FoSS chief Avinash Visvanathan said, ”The trend we observed in metros like Hyderabad was that the presence of certain snake species that prey on rats is increasing. Cobras and Rat Snakes population is increasing particularly in the open plots filled with garbage which has high rodent population. Forest-dwelling non-venomous species like Buff Striped Keelback and Rock Python have almost been wiped out in the city, the latter due to indiscriminate rock blasting for construction. As a result, the city is being infested with poisonous snakes like Spectacled Cobra, Russels Viper, Common Krait and Saw-Scaled viper. These poisonous snakes contributed to 57 per cent of snakes rescued in the city.”
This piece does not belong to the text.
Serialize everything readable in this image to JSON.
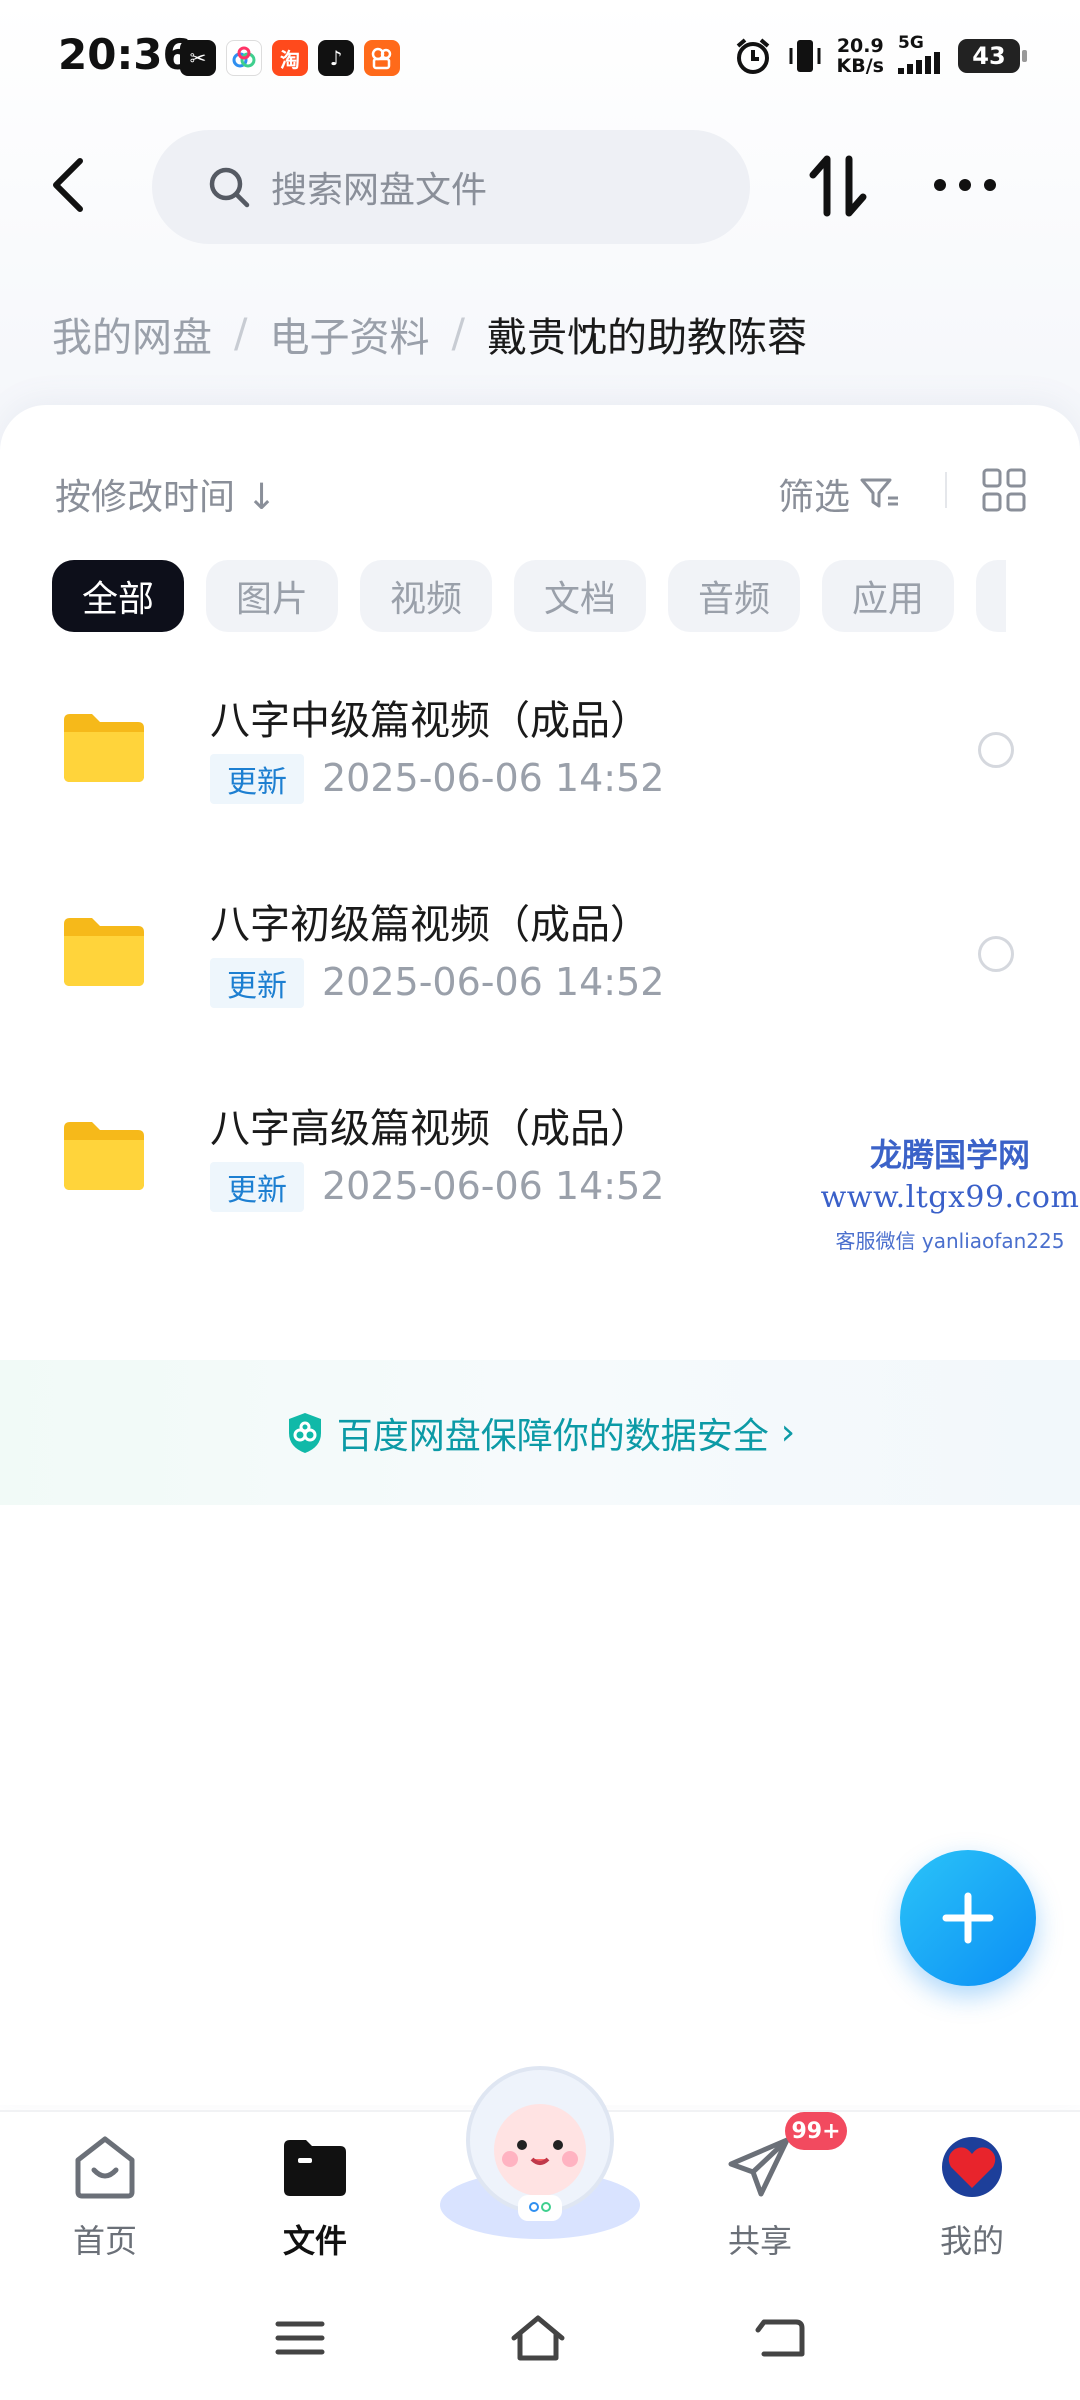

In 2018, 5593 snakes were protected by FoSS team, out of which 5457 are from twin cities. Surprisingly 2835 are Spectacled Cobras, these can live in different environmental circumstances and vary their abstinence of food notably in areas with irregular garbage clearance, rodent disposals.
Avinash said “We treat the injured snakes at Nehru Zoological Park while the healthy ones are relocated to forest areas after being kept for a while in the snake shelter in Sainikpuri,” also added “Due to unavailability of space, animals invariably are entering human settlements. Most numbers of distress calls were received from those areas that are witnessing rapid developmental activities."
Snakes are most commonly seen in June, July, October, November also depends on climatic conditions. Osmania University Zoologist Dr C Srinivasulu, “Urban ecosystems have lost tree-dwelling snakes. Only terrestrial snakes that naturally occur in the construction areas and are easily spotted are being rescued. These snakes have successfully adapted to urban conditions and thriving. Communities, where garbage is dumped in open plots abetting houses, turn breeding grounds for rats which in turn attract snakes. This show how unhygienic we are in disposing of our garbage."